About 50 years later, in the mid 1980s, a Canadian politician mourning the death of his wife impulsively buys (adopts) a chimpanzee and returns with it to his native Portugal. Events come full circle here, with his journey across Portugal to the "high mountains" recalling the journey in the first novella, and with other connections of events and animals and images abounding.
Martel is certainly saying something here about grief and how we confront it, but I don't believe that to be his primary message. He is also addressing questions of religious faith. And, as in his Life of Pi, Martel includes an animal that has symbolic significance.
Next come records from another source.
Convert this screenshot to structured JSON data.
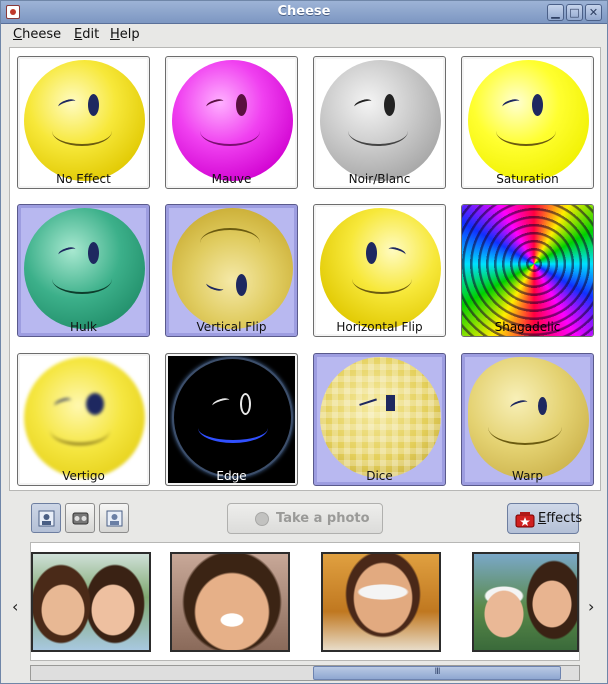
{
  "window": {
    "title": "Cheese"
  },
  "menu": {
    "items": [
      "Cheese",
      "Edit",
      "Help"
    ]
  },
  "effects": [
    {
      "label": "No Effect",
      "selected": false
    },
    {
      "label": "Mauve",
      "selected": false
    },
    {
      "label": "Noir/Blanc",
      "selected": false
    },
    {
      "label": "Saturation",
      "selected": false
    },
    {
      "label": "Hulk",
      "selected": true
    },
    {
      "label": "Vertical Flip",
      "selected": true
    },
    {
      "label": "Horizontal Flip",
      "selected": false
    },
    {
      "label": "Shagadelic",
      "selected": false
    },
    {
      "label": "Vertigo",
      "selected": false
    },
    {
      "label": "Edge",
      "selected": false
    },
    {
      "label": "Dice",
      "selected": true
    },
    {
      "label": "Warp",
      "selected": true
    }
  ],
  "toolbar": {
    "mode_icons": [
      "photo-mode-icon",
      "burst-mode-icon",
      "video-mode-icon"
    ],
    "take_photo_label": "Take a photo",
    "effects_label": "Effects"
  },
  "thumbnails": {
    "count": 4
  },
  "colors": {
    "titlebar": "#8aa2c9",
    "selected_tile": "#b8b8f0",
    "accent": "#7d97c2"
  }
}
Twice he includes the quote, "We were born of risen apes, not fallen angels"; the artifact being sought in the first novella turns out to be a crucifix with the crucified being an ape; the pathologist in the second novella finds an ape, among other things, inside a cadaver; the chimpanzee in the third story changes the way his owner lives his life. I can't quite put my finger on what this teaches the reader, however.
Here's something interesting that occurred to me. The name of the ape in the last novella is Odo. This is also the name of the changeling shapeshifter character in the television program Star Trek Deep Space Nine. If you look this Odo up on the internet you can see that the character looks very simian-like, especially around the eyes. TV's Odo is one the Founders, overlords of a galaxy. Coincidence? I think not.
I recommend this book. It will give you something to think about.